Belmont University

I'll never look at a bicycle the same way again


AaronToday a small group of us (Annalise, myself, Ryan, and James) went with Dr. Vilekova to Okayama and went cycling on a scenic route to the Kibiji district, which is a historic district in Okayama. We left Otsu at around 8 o’clock and took the Shinkansen from Kyoto to Okayama. First things first, everyone had to eat. We went to a small French café in the Shinkansen terminal and ate a light brunch and drank coffee, and from there we went to one of the most famous gardens in Japan. After leaving, we decided to walk to back to the JR station to get on our train to the bicycle shop.

Once we arrived at the bicycle shop, we persuaded the reluctant store clerk to take a picture of our group on our rented bicycles. Smiling for the camera, I only had a vague idea of just exactly what I was in for. We began riding down a street with a map (if you can really call it that) given to us by the man at the bicycle shop. We then proceeded to get a little lost.

Then we got a lot lost.

It was really beautiful and we were enjoying ourselves thoroughly, and eventually we found our way back to the path. However, after about two and a half hours of sitting on the bicycle seat, I really wasn’t having as much fun anymore. At this point, I was silently wishing we would get to JR station and go get something to eat. It really wasn’t so much that I wasn’t having fun, per se… It was more so that I admittedly am not accustomed to such endeavors, which translates into the fact that I rarely ride my bicycle. Sorry mom!

About 3-ish hours after I stopped having an amount of fun proportionate to when we began, (about 5 hours total of riding our small Japanese rental bikes) we arrived at the other bike shop near Kibitsu station where the man proceeded to yell at our exhausted group in a dialect of Japanese we didn’t understand at all—although none of us understood much Japanese to begin with—and kept yelling while we struggled desperately to try to ask him where there was a close place to eat. (Picture five foreign people gesturing wildly to a man yelling in Japanese.) Finally, when the train arrived for Okayama station, and we gave up and returned our bikes.

We found a place to eat dinner and managed to make the waitress understand that neither Annalise nor I eat meat. The food was delicious and very authentic, and midway through the meal I didn’t feel like I was going to die anymore.

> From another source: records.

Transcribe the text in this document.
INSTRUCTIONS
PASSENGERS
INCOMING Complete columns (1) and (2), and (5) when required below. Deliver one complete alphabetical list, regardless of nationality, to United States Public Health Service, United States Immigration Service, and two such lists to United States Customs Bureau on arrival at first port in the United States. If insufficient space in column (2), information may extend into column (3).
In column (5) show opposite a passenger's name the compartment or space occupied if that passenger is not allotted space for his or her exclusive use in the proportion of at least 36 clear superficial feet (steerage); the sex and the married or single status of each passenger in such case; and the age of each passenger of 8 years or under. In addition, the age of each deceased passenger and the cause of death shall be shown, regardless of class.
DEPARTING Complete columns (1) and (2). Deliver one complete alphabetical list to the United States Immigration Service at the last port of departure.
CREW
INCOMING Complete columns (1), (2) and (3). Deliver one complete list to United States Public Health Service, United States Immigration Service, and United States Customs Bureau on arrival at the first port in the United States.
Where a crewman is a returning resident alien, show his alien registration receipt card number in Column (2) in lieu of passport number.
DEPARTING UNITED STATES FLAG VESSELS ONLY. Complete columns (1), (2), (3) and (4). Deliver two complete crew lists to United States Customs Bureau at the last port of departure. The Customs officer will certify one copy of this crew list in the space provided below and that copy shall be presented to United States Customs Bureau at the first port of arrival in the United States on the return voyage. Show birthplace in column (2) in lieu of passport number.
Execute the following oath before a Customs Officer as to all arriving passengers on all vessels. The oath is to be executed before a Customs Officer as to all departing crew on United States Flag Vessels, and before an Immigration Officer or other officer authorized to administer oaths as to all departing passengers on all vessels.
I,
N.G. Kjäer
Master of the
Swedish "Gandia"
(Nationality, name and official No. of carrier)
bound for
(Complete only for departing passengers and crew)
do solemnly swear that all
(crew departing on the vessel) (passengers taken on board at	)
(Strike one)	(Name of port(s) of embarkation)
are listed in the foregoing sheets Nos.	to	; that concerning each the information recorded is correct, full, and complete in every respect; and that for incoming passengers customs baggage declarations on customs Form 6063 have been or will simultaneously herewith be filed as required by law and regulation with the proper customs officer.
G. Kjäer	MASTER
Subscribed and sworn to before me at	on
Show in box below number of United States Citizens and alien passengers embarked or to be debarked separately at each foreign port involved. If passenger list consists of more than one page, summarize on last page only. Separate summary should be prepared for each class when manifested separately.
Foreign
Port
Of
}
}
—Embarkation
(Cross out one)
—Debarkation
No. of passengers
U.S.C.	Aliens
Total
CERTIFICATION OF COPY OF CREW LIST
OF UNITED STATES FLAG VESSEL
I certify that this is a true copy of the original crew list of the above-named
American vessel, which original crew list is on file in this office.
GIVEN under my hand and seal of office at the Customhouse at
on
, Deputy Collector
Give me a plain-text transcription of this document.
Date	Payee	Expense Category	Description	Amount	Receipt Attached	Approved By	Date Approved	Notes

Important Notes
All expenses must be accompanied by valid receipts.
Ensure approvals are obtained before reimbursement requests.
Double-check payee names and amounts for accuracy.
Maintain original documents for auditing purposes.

The internet in my hotel room doesn’t work, though… which is sort of an issue, but as our trip winds down and the theme seems more and more to resemble that of the amazing race, (because we’re always lost and always in a hurry to see as much as possible!) we are definitely making memories and changing our perspectives of ourselves and the culture we are immersed in. This has been an amazing, life altering experience, and I’m sure the next three days that remain of our trip will be equally as exciting as all the other days we’ve spent together in Japan thus far.